Sur scène, des dizaines d’intervenants avaient été invités à discourir, pendant 2-3 minutes, autour du mot que leur inspirait l’annonce par Gérald Darmanin de sa volonté de « dissoudre » le mouvement. Philippe Descola en avait choisi trois ; Alessandro Pignocchi avait opté pour « saisonnalité » ; Marine Tondelier pour « vérité » et ainsi de suite. Le format incitait les intervenants à exprimer leur soutien depuis leur propre situation – Inès Léraud a parlé de son travail sur les algues vertes et des menaces pesant sur les journalistes, Françoise Vergès de capitalisme racial, par exemple.
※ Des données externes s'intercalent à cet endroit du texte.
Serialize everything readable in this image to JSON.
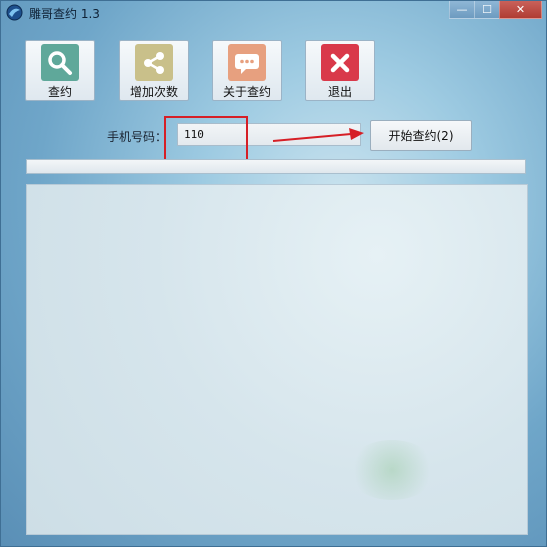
{
  "window": {
    "title": "雕哥查约 1.3"
  },
  "window_controls": {
    "minimize": "—",
    "maximize": "☐",
    "close": "✕"
  },
  "toolbar": {
    "items": [
      {
        "label": "查约",
        "icon": "search-icon",
        "color": "#5fa89a"
      },
      {
        "label": "增加次数",
        "icon": "share-icon",
        "color": "#c9c08a"
      },
      {
        "label": "关于查约",
        "icon": "chat-bubble-icon",
        "color": "#e7a07f"
      },
      {
        "label": "退出",
        "icon": "close-icon",
        "color": "#d9394a"
      }
    ]
  },
  "form": {
    "phone_label": "手机号码：",
    "phone_value": "110",
    "start_button": "开始查约(2)"
  },
  "annotation_colors": {
    "highlight": "#d61f26"
  }
}
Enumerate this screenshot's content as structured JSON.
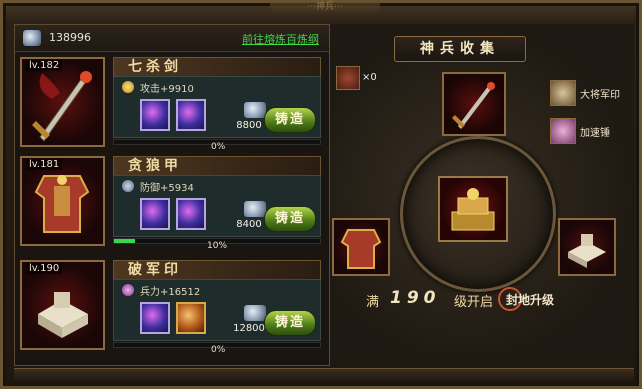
{
  "header": {
    "faded_title": "···神兵···"
  },
  "left": {
    "silver_icon": "silver-ingot-icon",
    "silver_amount": "138996",
    "link_text": "前往熔炼百炼纲",
    "items": [
      {
        "level": "lv.182",
        "name": "七杀剑",
        "stat_icon": "attack-coin-icon",
        "stat": "攻击+9910",
        "slots": [
          "purple-gem-icon",
          "purple-gem-icon"
        ],
        "cost": "8800",
        "forge_label": "铸造",
        "progress": 0,
        "progress_text": "0%"
      },
      {
        "level": "lv.181",
        "name": "贪狼甲",
        "stat_icon": "defense-shield-icon",
        "stat": "防御+5934",
        "slots": [
          "purple-gem-icon",
          "purple-gem-icon"
        ],
        "cost": "8400",
        "forge_label": "铸造",
        "progress": 10,
        "progress_text": "10%"
      },
      {
        "level": "lv.190",
        "name": "破军印",
        "stat_icon": "troop-icon",
        "stat": "兵力+16512",
        "slots": [
          "purple-gem-icon",
          "orange-scroll-icon"
        ],
        "cost": "12800",
        "forge_label": "铸造",
        "progress": 0,
        "progress_text": "0%"
      }
    ]
  },
  "right": {
    "title": "神兵收集",
    "hammer_icon": "hammer-icon",
    "hammer_count": "×0",
    "side_items": [
      {
        "icon": "general-seal-icon",
        "label": "大将军印"
      },
      {
        "icon": "speed-hammer-icon",
        "label": "加速锤"
      }
    ],
    "unlock_prefix": "满",
    "unlock_level": "190",
    "unlock_suffix": "级开启",
    "unlock_action": "封地升级"
  },
  "colors": {
    "forge_green": "#6c9a22",
    "progress_green": "#3cd64c",
    "gem_purple": "#8a5ad8"
  }
}
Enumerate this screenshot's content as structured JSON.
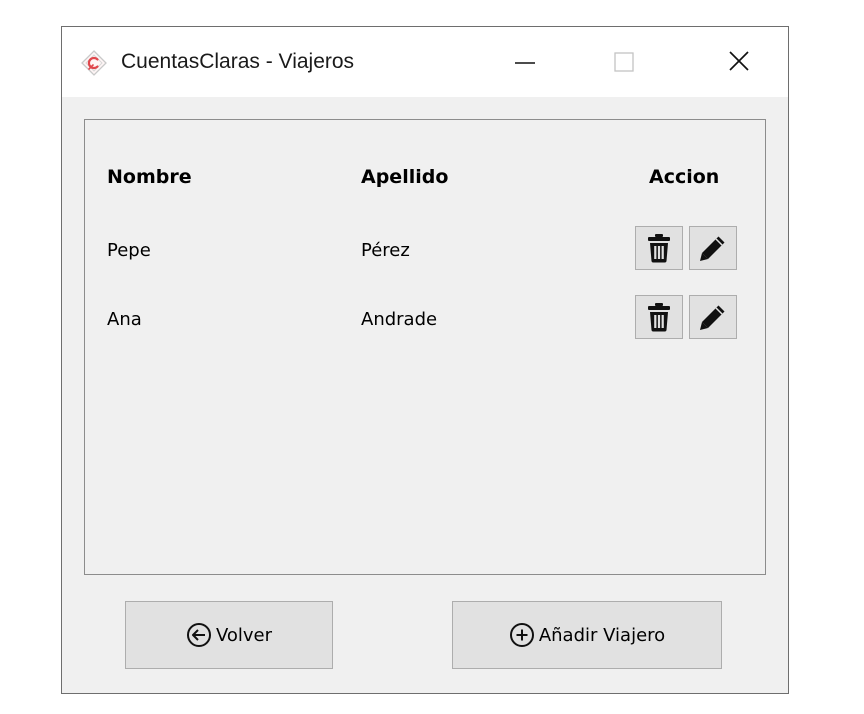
{
  "window": {
    "title": "CuentasClaras - Viajeros",
    "app_icon": "cuentasclaras-logo-icon",
    "controls": [
      "minimize-icon",
      "maximize-icon",
      "close-icon"
    ]
  },
  "table": {
    "headers": {
      "nombre": "Nombre",
      "apellido": "Apellido",
      "accion": "Accion"
    },
    "rows": [
      {
        "nombre": "Pepe",
        "apellido": "Pérez"
      },
      {
        "nombre": "Ana",
        "apellido": "Andrade"
      }
    ],
    "row_actions": [
      "trash-icon",
      "pencil-icon"
    ]
  },
  "footer": {
    "back_label": "Volver",
    "back_icon": "arrow-left-circle-icon",
    "add_label": "Añadir Viajero",
    "add_icon": "plus-circle-icon"
  },
  "colors": {
    "window_bg": "#f0f0f0",
    "titlebar_bg": "#ffffff",
    "button_bg": "#e1e1e1",
    "button_border": "#adadad",
    "logo_accent": "#e0474c"
  }
}
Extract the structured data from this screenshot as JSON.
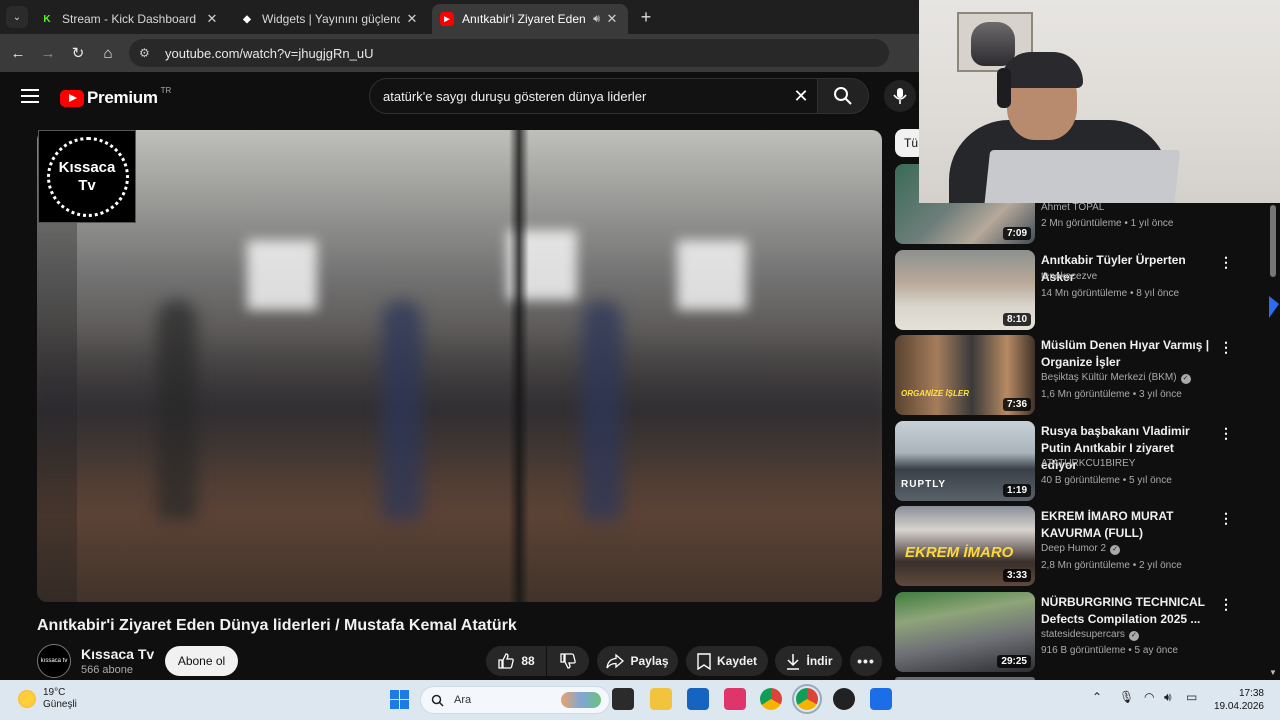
{
  "tabs": [
    {
      "title": "Stream - Kick Dashboard",
      "favicon_color": "#53fc18",
      "favicon_glyph": "K",
      "active": false
    },
    {
      "title": "Widgets | Yayınını güçlendirmek",
      "favicon_color": "#ffffff",
      "favicon_glyph": "◆",
      "active": false
    },
    {
      "title": "Anıtkabir'i Ziyaret Eden Dünya",
      "favicon_color": "#ff0000",
      "favicon_glyph": "▶",
      "active": true
    }
  ],
  "address": {
    "url": "youtube.com/watch?v=jhugjgRn_uU"
  },
  "header": {
    "brand": "Premium",
    "country": "TR",
    "search_query": "atatürk'e saygı duruşu gösteren dünya liderler"
  },
  "player": {
    "channel_logo_text_1": "Kıssaca",
    "channel_logo_text_2": "Tv"
  },
  "video": {
    "title": "Anıtkabir'i Ziyaret Eden Dünya liderleri / Mustafa Kemal Atatürk",
    "channel": "Kıssaca Tv",
    "subscribers": "566 abone",
    "avatar_text": "kıssaca tv",
    "subscribe_label": "Abone ol",
    "likes": "88",
    "share_label": "Paylaş",
    "save_label": "Kaydet",
    "download_label": "İndir"
  },
  "sidebar": {
    "chip": "Tü",
    "items": [
      {
        "title": "",
        "channel": "Ahmet TOPAL",
        "meta": "2 Mn görüntüleme • 1 yıl önce",
        "duration": "7:09",
        "verified": false
      },
      {
        "title": "Anıtkabir Tüyler Ürperten Asker",
        "channel": "tenekecezve",
        "meta": "14 Mn görüntüleme • 8 yıl önce",
        "duration": "8:10",
        "verified": false
      },
      {
        "title": "Müslüm Denen Hıyar Varmış | Organize İşler",
        "channel": "Beşiktaş Kültür Merkezi (BKM)",
        "meta": "1,6 Mn görüntüleme • 3 yıl önce",
        "duration": "7:36",
        "verified": true,
        "thumb_text": "ORGANİZE İŞLER"
      },
      {
        "title": "Rusya başbakanı Vladimir Putin Anıtkabir I ziyaret ediyor",
        "channel": "ATATURKCU1BIREY",
        "meta": "40 B görüntüleme • 5 yıl önce",
        "duration": "1:19",
        "verified": false,
        "thumb_text": "RUPTLY"
      },
      {
        "title": "EKREM İMARO MURAT KAVURMA (FULL)",
        "channel": "Deep Humor 2",
        "meta": "2,8 Mn görüntüleme • 2 yıl önce",
        "duration": "3:33",
        "verified": true,
        "thumb_text": "EKREM İMARO"
      },
      {
        "title": "NÜRBURGRING TECHNICAL Defects Compilation 2025 ...",
        "channel": "statesidesupercars",
        "meta": "916 B görüntüleme • 5 ay önce",
        "duration": "29:25",
        "verified": true
      }
    ]
  },
  "taskbar": {
    "weather_temp": "19°C",
    "weather_desc": "Güneşli",
    "search_placeholder": "Ara",
    "time": "17:38",
    "date": "19.04.2026"
  },
  "icons": {
    "search": "search-icon",
    "mic": "mic-icon",
    "like": "thumbs-up-icon",
    "dislike": "thumbs-down-icon",
    "share": "share-icon",
    "save": "bookmark-icon",
    "download": "download-icon",
    "more": "more-horizontal-icon"
  }
}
Nous sommes les soulèvements de la terre - retransmission © Reporterre, le média de l'écologie

Parmi toutes ces interventions, il y en a une qui m’a gêné – plus encore que le slam d’Alain Damasio (« Vénère, deter, terrestre, vous ne me ferez pas taire ! »). Celle de Louisa Yousfi, qui commençait comme ça :
« De notre point de vue, qui est celui de militants antiracistes et décoloniaux, ce que nous inspire spontanément le mot dissolution c’est celui d’Islam ». Une irruption inattendue du religieux, éclipsant l’eau et les bassines.
En France, en Chine, en Birmanie, en Israël… il est indéniable que les musulmans sont devenus la cible de répressions d’État violentes, parce que musulmans. Que l’islamophobie est « la mutation contemporaine du racisme anti-arabes », comme le dit Louisa Yousfi lors de cette même intervention.

Ce n’est pas la légitimité du combat que j’interroge, mais la pertinence de le porter dans cette arène ce soir-là – ainsi que le glissement que ce combat semble effectuer, du décolonial vers le religieux.
Au fondement de cette gêne, il y a peut-être ceci :
L’impression, après une succession de prises de parole qui me brossaient dans le sens du poil, d’une inversion. Jusque là, c’était « nous » (le collectif rassemblé ce soir-là pour soutenir la lutte contre les méga-bassines) contre « eux » (les partisans de l’ordre tel qu’il est). Soudain, avec Louisa Yousfi, « nous » devenions un petit morceau « d’eux » : nous aussi nous étions un adversaire potentiel.

Les luttes doivent converger : c’est une évidence qui me paraît assez largement admise, et régulièrement mise en œuvre. Il est aussi évident que l’universalisme est devenu un concept vieillissant, inutilisable, qu’il faudrait au mieux « laisser en jachère » pour penser un « commun distinct ». Ce que les formes de lutte mises en œuvre par les Soulèvements me semblent incarner.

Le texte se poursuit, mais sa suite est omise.